State-owned bank bails out travel firms
>> The Industrial and Commercial Bank of China (ICBC), a major Chinese state-controlled bank, will provide an RMB 610 million (USD 86.7 million) loan to online travel platform Trip.com Group, and an aggregate RMB 1.1 billion (USD 156 million) loan to two Shanghai-based airlines, Spring Airlines and Junyao Airlines, according to a notice from the Shanghai Municipal Financial Regulatory Bureau.
Travel businesses including airlines, hotels and online services have shouldered great financial burden due to the massive cancellations caused by the covid-19 coronavirus outbreak.
But Trip.com Group may need more cash than ICBC has to offer: earlier this month, the OTA giant is seeking to raise a USD 1.2 billion loan, according to a Bloomberg report.
First global air traffic drop since 2009
>> The airline industry expects the first annual decline in global passenger demand in 11 years, after tallying up the initial impact of the thousands of flights canceled because of the coronavirus outbreak in China.
The estimate shaves about 4.7 percentage points off of a passenger-traffic forecast issued just two months ago, with almost all of the impact in the Asia Pacific region, according to the International Air Transport Association. The projection may be conservative as it assumes the losses will be limited to markets linked to China.
Hong Kong airport to close concourse
>> Hong Kong International Airport is preparing to consolidate all flights into the main terminal building, as passenger flights into and out of the city drop by two-thirds.
A number of countries have restricted or outright banned entry for people who have recently been to mainland China – and in some cases also Hong Kong – including the United States, Singapore, Australia and the Philippines.
British Airways extends route cancellations
>> British Airways has further extended its flight cancellations to Chinese cities Beijing and Shanghai, following “the Foreign Office’s continued advice against all but essential travel to mainland China”. The airline has confirmed that the routes have now been cancelled up until April 17.
Qantas and Jetstar cut Asia flights
>> Qantas and its low-cost brand Jetstar will reduce flights to Asia for at least three months, as travel demand slows.
The move comes after Hong Kong’s Cathay Pacific cut back its schedules by 40% up to the end of March and asked all 27,000 staff to take three weeks of unpaid leave.
Hyatt's China business drops 90%
>> RevPAR of Hyatt properties declined 90% last month in China and was down 32% in Asia Pacific excluding China. The hotel group estimated that every 1% decline in China RevPAR equals USD 1-2 million hit to EBITDA.
Hyatt has been operating in China for more than five decades and has so far closed 26 properties in the country in response to the virus, with many others running at extremely low occupancy.
Accor expects $5.4 million revenue loss
>> Accor expects to take a USD 5.4 million revenue hit as a result of the outbreak. The Grater China area, which includes Hong Kong and Macao, generates only about 3% of Accor’s total revenue, with the number of rooms slightly above 10%.
Tourists in Japan cautious but upbeat
>> Foreign tourists in Japan remain mostly confident as the country deals with one of the worst outbreaks of the coronavirus outside China.

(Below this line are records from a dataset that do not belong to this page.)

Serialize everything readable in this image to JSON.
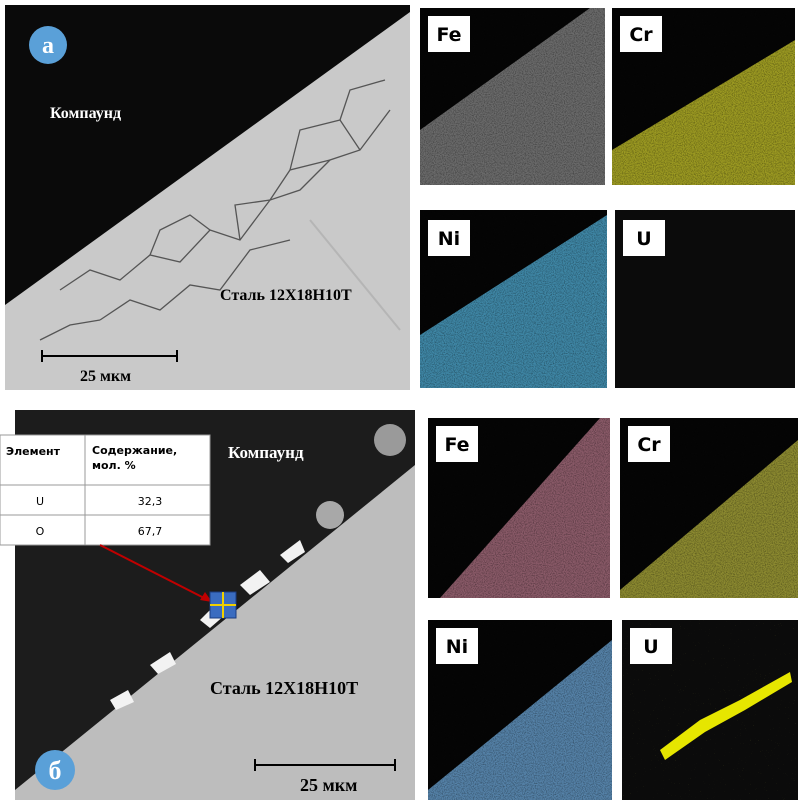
{
  "panel_a": {
    "label": "а",
    "matrix_label": "Компаунд",
    "steel_label": "Сталь 12Х18Н10Т",
    "scale_bar": "25 мкм",
    "maps": [
      "Fe",
      "Cr",
      "Ni",
      "U"
    ]
  },
  "panel_b": {
    "label": "б",
    "matrix_label": "Компаунд",
    "steel_label": "Сталь 12Х18Н10Т",
    "scale_bar": "25 мкм",
    "maps": [
      "Fe",
      "Cr",
      "Ni",
      "U"
    ],
    "table": {
      "headers": [
        "Элемент",
        "Содержание, мол. %"
      ],
      "rows": [
        [
          "U",
          "32,3"
        ],
        [
          "O",
          "67,7"
        ]
      ]
    }
  }
}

According to data released by the Japan Tourism Agency, the estimated number of foreign tourists to Japan only dropped 1.1% in January, with visitors from China hitting a record high for the reporting month at 924,800, up 22.6%. But the February figure is expected to nosedive following the Chinese government's ban on group travel and some individual trips overseas from Jan 27 to curb the spread of virus.
Norwegian Cruise cancels Asia voyages
>> Norwegian Cruise Line has canceled its voyages in Asia through the third quarter in 2020 and expects to take an earnings hit for the full year because of the coronavirus. Any guest or crew who have traveled to China, Hong Kong or Macao in the past 30 days are not allowed to board its vessels.